The Pittsburgh Post-Gazette recently ran a three-part series on the issue of women and the military.
The first part focused on whether the requirement that men ages 18-25 sign up for the Selective Service or be denied federal aid for education and employment with the U.S. government is fair. An excerpt:
In 1980, the Soviets invaded Afghanistan, prompting President Jimmy Carter to bring back the Selective Service System and draft boards in case the nation needed a huge military mobilization.
This time, however, the president wanted to include women, who already numbered about 150,000 active duty volunteers but did not serve in combat units. Mr. Carter hoped to have the authority to draft females for non-combat military posts.
“If you believe in equal rights, then you have to believe in equal obligation,” Jody Powell, Mr. Carter’s press secretary, said in an interview last week.
Congress disagreed. As did the Supreme Court, which, in 1981, ruled 6-3 against a group of men who had filed suit over the male-only registration and called it a gender-based discrimination that violated the U.S. Constitution.
The second part compared the 2008 presidential candidates’ views on the role of women in the military:
Even as the U.S. confronts two long wars, neither Sen. John McCain nor Sen. Barack Obama believes the country should take the politically perilous step of reviving the military draft.
But the two presidential candidates disagree on a key foundation of any future draft: Mr. Obama supports a requirement for both men and women to register with the Selective Service, while Mr. McCain doesn’t think women should have to register.

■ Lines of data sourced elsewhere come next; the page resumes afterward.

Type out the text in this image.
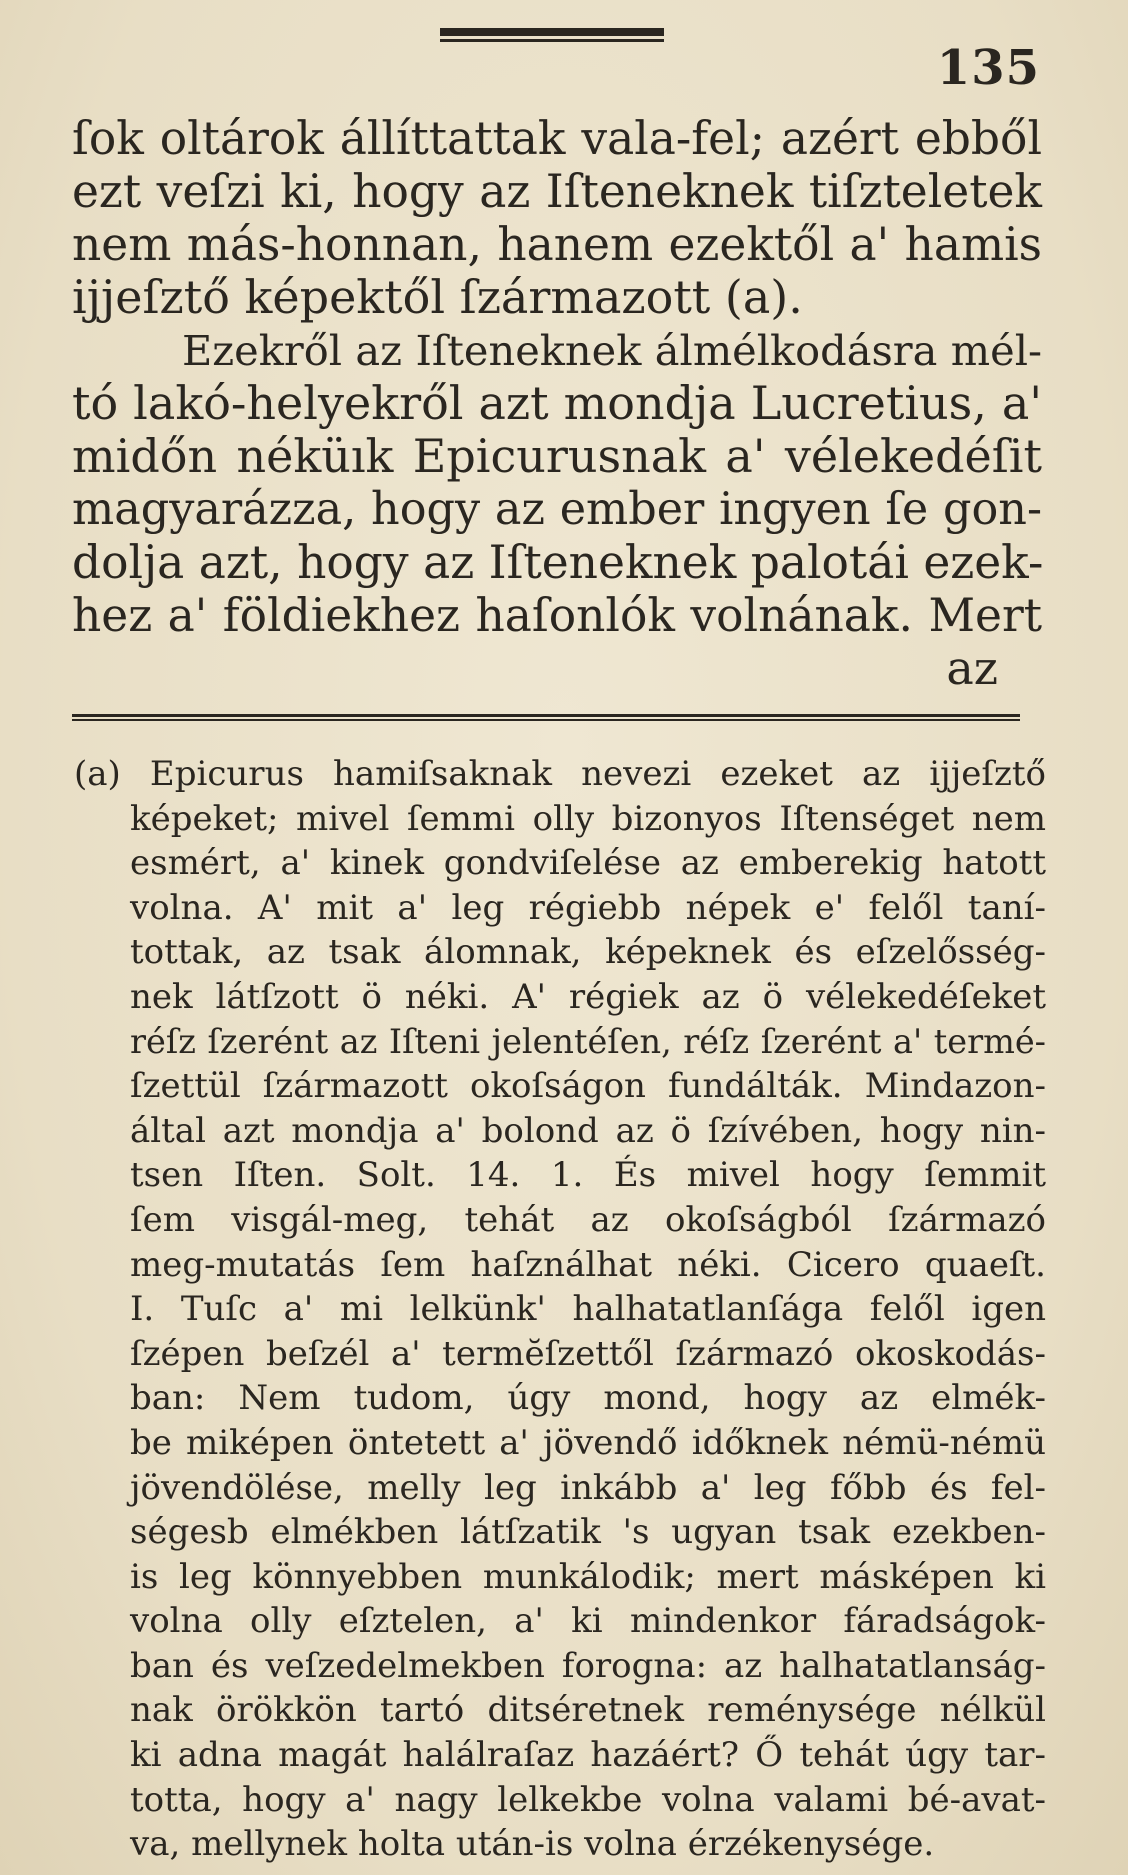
135
ſok oltárok állíttattak vala-fel; azért ebből
ezt veſzi ki, hogy az Iſteneknek tiſzteletek
nem más-honnan, hanem ezektől a' hamis
ijjeſztő képektől ſzármazott (a).
Ezekről az Iſteneknek álmélkodásra mél-
tó lakó-helyekről azt mondja Lucretius, a'
midőn néküık Epicurusnak a' vélekedéſit
magyarázza, hogy az ember ingyen ſe gon-
dolja azt, hogy az Iſteneknek palotái ezek-
hez a' földiekhez haſonlók volnának. Mert
az
(a) Epicurus hamiſsaknak nevezi ezeket az ijjeſztő
képeket; mivel ſemmi olly bizonyos Iſtenséget nem
esmért, a' kinek gondviſelése az emberekig hatott
volna. A' mit a' leg régiebb népek e' felől taní-
tottak, az tsak álomnak, képeknek és eſzelősség-
nek látſzott ö néki. A' régiek az ö vélekedéſeket
réſz ſzerént az Iſteni jelentéſen, réſz ſzerént a' termé-
ſzettül ſzármazott okoſságon fundálták. Mindazon-
által azt mondja a' bolond az ö ſzívében, hogy nin-
tsen Iſten. Solt. 14. 1. És mivel hogy ſemmit
ſem visgál-meg, tehát az okoſságból ſzármazó
meg-mutatás ſem haſználhat néki. Cicero quaeſt.
I. Tuſc a' mi lelkünk' halhatatlanſága felől igen
ſzépen beſzél a' termĕſzettől ſzármazó okoskodás-
ban: Nem tudom, úgy mond, hogy az elmék-
be miképen öntetett a' jövendő időknek némü-némü
jövendölése, melly leg inkább a' leg főbb és fel-
ségesb elmékben látſzatik 's ugyan tsak ezekben-
is leg könnyebben munkálodik; mert másképen ki
volna olly eſztelen, a' ki mindenkor fáradságok-
ban és veſzedelmekben forogna: az halhatatlanság-
nak örökkön tartó ditséretnek reménysége nélkül
ki adna magát halálraſaz hazáért? Ő tehát úgy tar-
totta, hogy a' nagy lelkekbe volna valami bé-avat-
va, mellynek holta után-is volna érzékenysége.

Also, Mr. Obama would consider officially opening combat positions to women. Mr. McCain would not.
The final article in the series discusses the issue of gender equality in the military and focuses on a female Marine:
Today, the Marine Corps has more than 11,000 women, including more than 1,100 officers. About 200,000 women serve in active duty posts in the armed forces, 14 percent of the total.

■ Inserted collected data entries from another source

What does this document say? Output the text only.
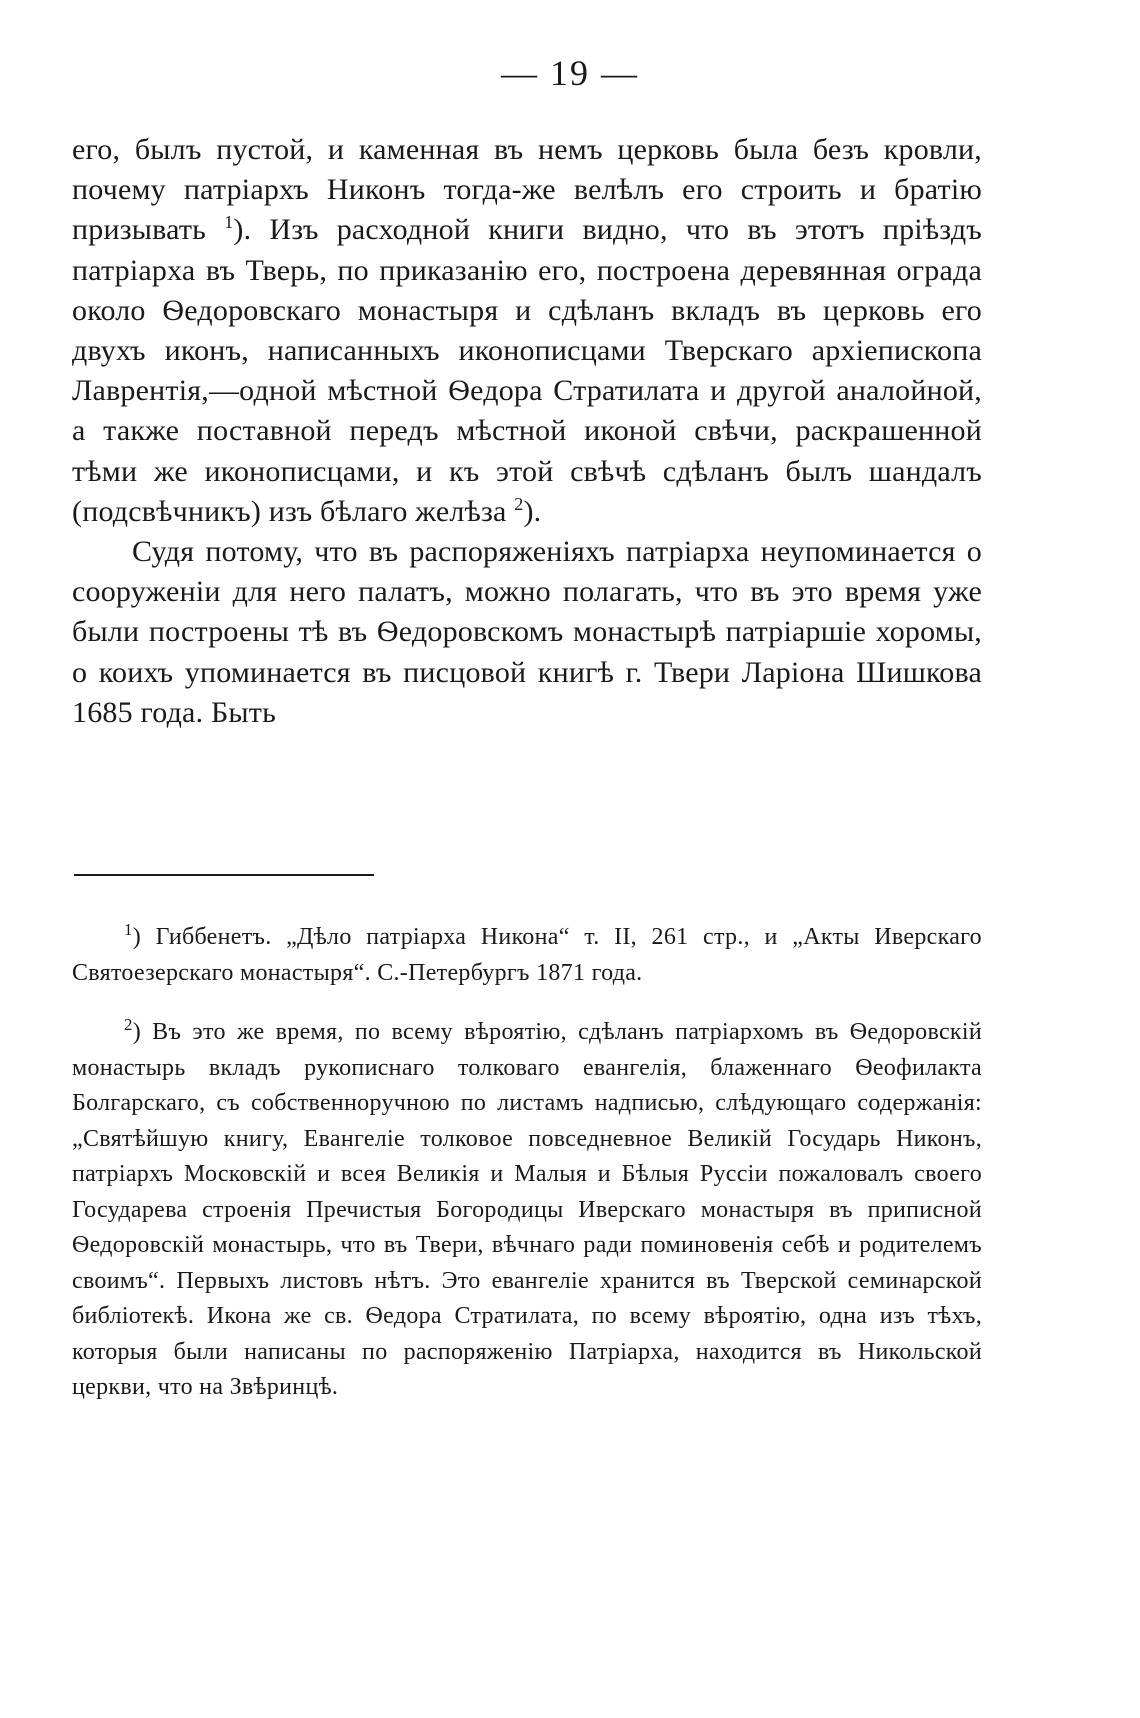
— 19 —

его, былъ пустой, и каменная въ немъ церковь была безъ кровли, почему патріархъ Никонъ тогда-же велѣлъ его строить и братію призывать $^1$). Изъ расходной книги видно, что въ этотъ пріѣздъ патріарха въ Тверь, по приказанію его, построена деревянная ограда около Ѳедоровскаго монастыря и сдѣланъ вкладъ въ церковь его двухъ иконъ, написанныхъ иконописцами Тверскаго архіепископа Лаврентія,—одной мѣстной Ѳедора Стратилата и другой аналойной, а также поставной передъ мѣстной иконой свѣчи, раскрашенной тѣми же иконописцами, и къ этой свѣчѣ сдѣланъ былъ шандалъ (подсвѣчникъ) изъ бѣлаго желѣза $^2$).

Судя потому, что въ распоряженіяхъ патріарха неупоминается о сооруженіи для него палатъ, можно полагать, что въ это время уже были построены тѣ въ Ѳедоровскомъ монастырѣ патріаршіе хоромы, о коихъ упоминается въ писцовой книгѣ г. Твери Ларіона Шишкова 1685 года. Быть

$^1$) Гиббенетъ. „Дѣло патріарха Никона“ т. II, 261 стр., и „Акты Иверскаго Святоезерскаго монастыря“. С.-Петербургъ 1871 года.

$^2$) Въ это же время, по всему вѣроятію, сдѣланъ патріархомъ въ Ѳедоровскій монастырь вкладъ рукописнаго толковаго евангелія, блаженнаго Ѳеофилакта Болгарскаго, съ собственноручною по листамъ надписью, слѣдующаго содержанія: „Святѣйшую книгу, Евангеліе толковое повседневное Великій Государь Никонъ, патріархъ Московскій и всея Великія и Малыя и Бѣлыя Руссіи пожаловалъ своего Государева строенія Пречистыя Богородицы Иверскаго монастыря въ приписной Ѳедоровскій монастырь, что въ Твери, вѣчнаго ради поминовенія себѣ и родителемъ своимъ“. Первыхъ листовъ нѣтъ. Это евангеліе хранится въ Тверской семинарской библіотекѣ. Икона же св. Ѳедора Стратилата, по всему вѣроятію, одна изъ тѣхъ, которыя были написаны по распоряженію Патріарха, находится въ Никольской церкви, что на Звѣринцѣ.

Yet Sgt. Williams and her fellow female soldiers and Marines are far from being able to do “anything” in the military, a fact that irritates proponents of full gender equality. The Department of Defense prohibits women from serving with the infantry, special forces, armor, field artillery and on submarines.
But the nature of fighting in Iraq and Afghanistan has made some of those prohibitions obsolete, with insurgents targeting support units and putting all military personnel in harm’s way, argues Lory Manning, a project director for the Women’s Research & Education Institute in Arlington, Va.
Female medics, for example, sometimes accompany combat units into battle. And special forces teams bring female soldiers on missions to help them question Muslim women who are reluctant to cooperate with male soldiers.
Two women have won the Silver Star medal for valor in combat, the first to do so since World War II. Nearly 100 women have been killed in Iraq and Afghanistan.